Red food dye has always given our beloved red velvet cupcakes their rich, festive color. But that aesthetic pleasure comes with a pretty nasty secret.


Carmine is part of the family of food dyes used to make packaged and prepared foods look more vibrant and appealing. Unlike other natural food dyes, like annatto, which comes from the seeds of the achiote tree, carmine is made with crushed insects. Yep, you read that right - insects that are dried, ground, and used to make a colorant.

It’s also found in body care products like eyeshadows, shampoos, and lotions. It’s often used interchangeably with red dye 40, so they share many of the same food lists where you might find the dyes.


However, this red colorant is not made from synthetic, potentially dangerous ingredients like coal or petroleum (like red dye 40), so could it be considered the healthiest option?

It does come with potential side effects, and it is, after all, made with insects, so it may be best to avoid all together.


Carmine, also called cochineal extract, comes from the insect species Dactylopius coccus Costa. These bugs used to harvest carmine are mainly harvested in Peru and the Canary Islands, where they live on prickly pear cacti.

Carmine is a very old red dye, dating back to the Aztecs in the 1500s - they were using cochineal extract as a colorant for dying fabrics a bright shade of red. Other very similar insects were used for the same purpose in the Middle East, the Mediterranean, and Egyptian cultures.

It is also still used in Mexico and other indigenous American cultures in traditional fabric dyeing and weaving practices.


How Is It Made?

Carmine is made by crushing the female cochineal insect. The insects are harvested from prickly pear pads, sun-dried, and crushed.

They are then put into an acidic solution that produces carminic acid. This creates a very bright red dye that can be altered with the use of borax or other solutions. It comes in various shades of red, making it useful for many different products.


This is one of the oldest human uses of an insect for natural dye. There are reports that it takes about 70,000 insects to produce just one pound of dye!

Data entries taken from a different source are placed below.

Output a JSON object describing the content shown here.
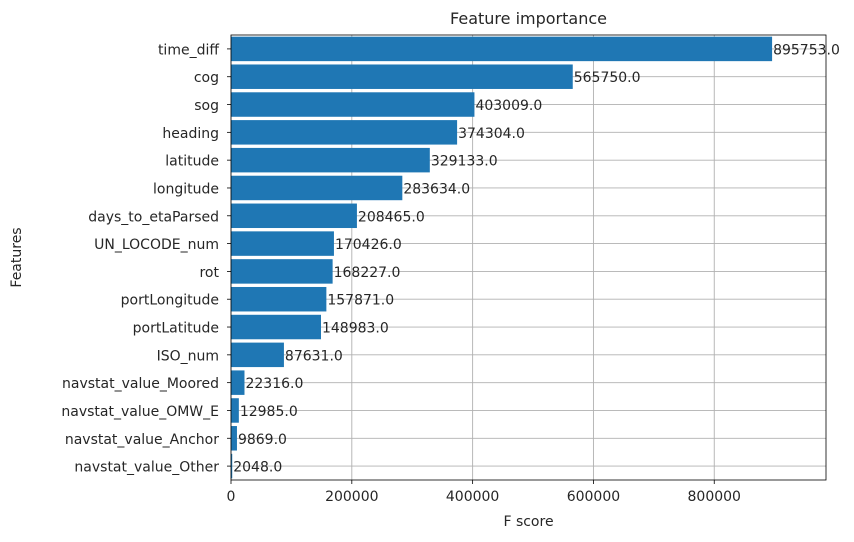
{
  "chart_data": {
    "type": "bar",
    "orientation": "horizontal",
    "title": "Feature importance",
    "xlabel": "F score",
    "ylabel": "Features",
    "xlim": [
      0,
      985000
    ],
    "grid": true,
    "bar_color": "#1f77b4",
    "xticks": [
      0,
      200000,
      400000,
      600000,
      800000
    ],
    "xtick_labels": [
      "0",
      "200000",
      "400000",
      "600000",
      "800000"
    ],
    "categories": [
      "time_diff",
      "cog",
      "sog",
      "heading",
      "latitude",
      "longitude",
      "days_to_etaParsed",
      "UN_LOCODE_num",
      "rot",
      "portLongitude",
      "portLatitude",
      "ISO_num",
      "navstat_value_Moored",
      "navstat_value_OMW_E",
      "navstat_value_Anchor",
      "navstat_value_Other"
    ],
    "values": [
      895753,
      565750,
      403009,
      374304,
      329133,
      283634,
      208465,
      170426,
      168227,
      157871,
      148983,
      87631,
      22316,
      12985,
      9869,
      2048
    ],
    "value_labels": [
      "895753.0",
      "565750.0",
      "403009.0",
      "374304.0",
      "329133.0",
      "283634.0",
      "208465.0",
      "170426.0",
      "168227.0",
      "157871.0",
      "148983.0",
      "87631.0",
      "22316.0",
      "12985.0",
      "9869.0",
      "2048.0"
    ]
  }
}
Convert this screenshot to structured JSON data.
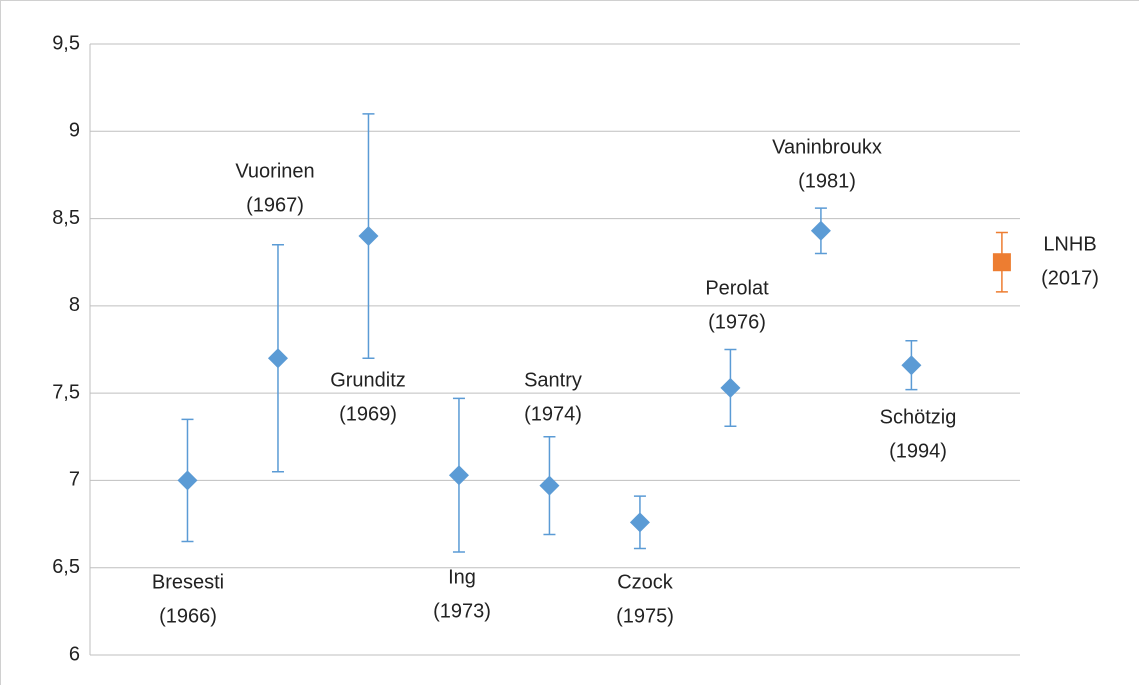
{
  "chart_data": {
    "type": "scatter",
    "x": [
      1,
      2,
      3,
      4,
      5,
      6,
      7,
      8,
      9,
      10
    ],
    "values": [
      7.0,
      7.7,
      8.4,
      7.03,
      6.97,
      6.76,
      7.53,
      8.43,
      7.66,
      8.25
    ],
    "errors": [
      0.35,
      0.65,
      0.7,
      0.44,
      0.28,
      0.15,
      0.22,
      0.13,
      0.14,
      0.17
    ],
    "labels": [
      [
        "Bresesti",
        "(1966)"
      ],
      [
        "Vuorinen",
        "(1967)"
      ],
      [
        "Grunditz",
        "(1969)"
      ],
      [
        "Ing",
        "(1973)"
      ],
      [
        "Santry",
        "(1974)"
      ],
      [
        "Czock",
        "(1975)"
      ],
      [
        "Perolat",
        "(1976)"
      ],
      [
        "Vaninbroukx",
        "(1981)"
      ],
      [
        "Schötzig",
        "(1994)"
      ],
      [
        "LNHB",
        "(2017)"
      ]
    ],
    "colors": [
      "#5b9bd5",
      "#5b9bd5",
      "#5b9bd5",
      "#5b9bd5",
      "#5b9bd5",
      "#5b9bd5",
      "#5b9bd5",
      "#5b9bd5",
      "#5b9bd5",
      "#ed7d31"
    ],
    "markers": [
      "diamond",
      "diamond",
      "diamond",
      "diamond",
      "diamond",
      "diamond",
      "diamond",
      "diamond",
      "diamond",
      "square"
    ],
    "xlim": [
      0,
      10.2
    ],
    "ylim": [
      6,
      9.5
    ],
    "yticks": [
      6,
      {
        "value": 6.5,
        "label": "6,5"
      },
      7,
      {
        "value": 7.5,
        "label": "7,5"
      },
      8,
      {
        "value": 8.5,
        "label": "8,5"
      },
      9,
      {
        "value": 9.5,
        "label": "9,5"
      }
    ],
    "grid": true
  }
}
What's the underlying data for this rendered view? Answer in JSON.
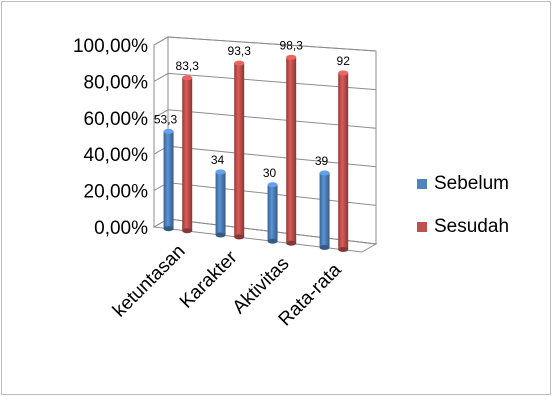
{
  "chart_data": {
    "type": "bar",
    "categories": [
      "ketuntasan",
      "Karakter",
      "Aktivitas",
      "Rata-rata"
    ],
    "series": [
      {
        "name": "Sebelum",
        "values": [
          53.3,
          34,
          30,
          39
        ],
        "labels": [
          "53,3",
          "34",
          "30",
          "39"
        ],
        "color": "#4f81bd"
      },
      {
        "name": "Sesudah",
        "values": [
          83.3,
          93.3,
          98.3,
          92
        ],
        "labels": [
          "83,3",
          "93,3",
          "98,3",
          "92"
        ],
        "color": "#c0504d"
      }
    ],
    "ylim": [
      0,
      100
    ],
    "yticks": [
      "0,00%",
      "20,00%",
      "40,00%",
      "60,00%",
      "80,00%",
      "100,00%"
    ],
    "grid": true,
    "legend_position": "right",
    "title": "",
    "xlabel": "",
    "ylabel": ""
  }
}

To learn more about how these bugs are harvested to make red dye for food and cosmetics, click here!


Is It a Safe Food Dye?

In the past, the U.S Food and Drug Administration allowed carmine to fall under an umbrella term on labels of "natural dyes". However, when it was discovered in a study that this dye can cause severe allergic reactions, such as anaphylaxis, they decided that it needed to be clearly labeled.

It is now labeled specifically as carmine or cochineal extract on ingredient labels, and it no longer falls under the umbrella term "natural color".


Is it generally safe? The answer is yes, if you don't have an allergy to it, you should be fine ingesting this dye. Aside from the risk of an allergic reaction, carmine is considered safe, as it's a natural substance and isn't linked to any specific health risks.